准确的说是文件系统的镜像文件,存储元数据

7、在HDFS上任何的操作,比如:上传,创建,会导致元数据发生改变

8、记录HDFS上操作的行为记录,操作日志,记录这些信息

edits logs 编辑日志文件

9、  有了日志文件之后,namenode再次启动的时候首先会去读取fsimage

再去读取编辑日志文件 edits,这样就不怕丢失了

10、考虑有一个服务进程去定时的将fsimage和edits进行合并?

11、SecondaryNameNode会去读取fsimage和eitds,读到内存中

将内存中的东西,写到一个新的fsimage文件中,原来的两个文件就不需要了,接着再生成一个eitds文件,继续记录

注意:读取fsimage速度很快,读取edits速度很慢

12、SecondaryNameNode作用:

(1)合并

(2)减少一次namenode的启动时间

13、配置

hdfs-site.xml

<property>
<name>dfs.namenode.secondary.http-address</name>
<value>beifeng-hadoop-01:50090</value>

</property>

14、启动命令:

$ sbin/hadoop-daemon.sh start secondarynamenode

 http://beifeng-hadoop-01:50090/status.html

fsimage: file:///opt/modules/hadoop-2.5.0/data/tmp/dfs/namesecondaryfsimage

edits: file:///opt/modules/hadoop-2.5.0/data/tmp/dfs/namesecondaryeidts

三、HDFS存储目录的配置

四、配置文件、客户端、服务端

1、Hadoop的配置文件有两类

默认的,自定义的

如果要提高集群性能,就可以通过修改配置来实现

  • Hadoop Common: The common utilities that support the other Hadoop modules.
  • Hadoop Distributed File System (HDFS™): A distributed file system that provides high-throughput access to application data.
  • Hadoop YARN: A framework for job scheduling and cluster resource management.
  • Hadoop MapReduce: A YARN-based system for parallel processing of large data sets.

每一个模块对应一个配置文件。

2、 运行启动加载文件

(1)第一步加载默认的配置文件

(2)第二步加载自定义的配置文件

  • core-site.xml
  • hdfs-site.xml
  • mapred-site.xml
  • yarn-site.xml

3、自定义配置文件优先级高于默认配置文件

4、hdfs有四个配置文件

  • core-default.xml
  • hdfs-default.xml
  • core-site.xml
  • hdfs-site.xml

5、服务端、namenode,datanode启动都会读取配置文件

6、客户端 

七、ssh无密钥登陆

命令通过脚本执行,脚本通过ssh协议远程连接

生成公钥:ssh-keygen -t rsa

id_rsa

id_rsa.pub

ssh-copy-id beifeng-hadoop-01

known_hosts

authorized_keys

八、以Hadoop2.x 为核心的生态系统

计算框架: MapReduce

计算框架容器:YARN 

数据存储: HDFS

操作系统:CentOS

数据来源: 关系型数据库,日志文件    ======>  HDFS

Sqoop:关系型数据库的表的数据<==>HDFS

http://blog.csdn.net/yfkiss/article/details/8700480

Flume:  实时抽取日志文件的数据,监控日志文件中的数据==>HDFS

Zookeeper:分布式协调框架

Hive: HiveQL语句,解析成mapreduce

Pig: 流式编程语言

实时查询:一张表,上亿的数据,快速检索,Bigtable->HBase(分布式数据库)

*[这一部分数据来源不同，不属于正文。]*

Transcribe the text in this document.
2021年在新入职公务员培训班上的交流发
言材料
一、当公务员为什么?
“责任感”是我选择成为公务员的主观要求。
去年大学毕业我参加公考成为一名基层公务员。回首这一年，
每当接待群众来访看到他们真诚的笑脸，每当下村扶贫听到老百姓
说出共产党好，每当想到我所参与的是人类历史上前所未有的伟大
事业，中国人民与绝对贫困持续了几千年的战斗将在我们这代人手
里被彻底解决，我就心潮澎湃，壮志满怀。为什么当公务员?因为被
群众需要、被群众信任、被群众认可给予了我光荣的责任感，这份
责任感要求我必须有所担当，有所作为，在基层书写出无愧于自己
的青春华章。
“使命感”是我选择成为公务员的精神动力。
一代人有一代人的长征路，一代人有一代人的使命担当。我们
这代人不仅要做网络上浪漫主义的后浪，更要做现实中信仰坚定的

Oozie: 是一种框架,它让我们可以把多个Map/Reduce作业组合到一个逻辑工作单元中

CM:集成以上所述组件

九、 HDFS架构

1. namenode

2. datanode

复制的文件块是为了保证数据的安全性,

适用于大数据集,GB或者TB.

HDFS不适合的场景:

大量小文件处理;

多用户写入,任意修改文件;

HDFS文件和目录元数据存储在fsimage二进制文件中

edits

fsimage操作目的:

(1)从fsimage中读取HDFS中把偶错呢的每个目录和文件;

(2)初始化每个目录和文件的元数据信息;

(3)根据目录和文件的路径构造出整个命名空间在内存中的景象

(4)如果是文件,

十、HDFS Shell命令

[beifeng@beifeng-hadoop-01 hadoop-2.5.0]$ bin/hdfs dfs
Usage: hadoop fs [generic options]
        [-appendToFile <localsrc> ... <dst>]
        [-cat [-ignoreCrc] <src> ...]
        [-checksum <src> ...]
        [-chgrp [-R] GROUP PATH...]
        [-chmod [-R] <MODE[,MODE]... | OCTALMODE> PATH...]
        [-chown [-R] [OWNER][:[GROUP]] PATH...]
        [-copyFromLocal [-f] [-p] <localsrc> ... <dst>]
        [-copyToLocal [-p] [-ignoreCrc] [-crc] <src> ... <localdst>]
        [-count [-q] <path> ...]
        [-cp [-f] [-p | -p[topax]] <src> ... <dst>]
        [-createSnapshot <snapshotDir> [<snapshotName>]]
        [-deleteSnapshot <snapshotDir> <snapshotName>]
        [-df [-h] [<path> ...]]
        [-du [-s] [-h] <path> ...]
        [-expunge]
        [-get [-p] [-ignoreCrc] [-crc] <src> ... <localdst>]
        [-getfacl [-R] <path>]
        [-getfattr [-R] {-n name | -d} [-e en] <path>]
        [-getmerge [-nl] <src> <localdst>]
        [-help [cmd ...]]
        [-ls [-d] [-h] [-R] [<path> ...]]
        [-mkdir [-p] <path> ...]
        [-moveFromLocal <localsrc> ... <dst>]
        [-moveToLocal <src> <localdst>]
        [-mv <src> ... <dst>]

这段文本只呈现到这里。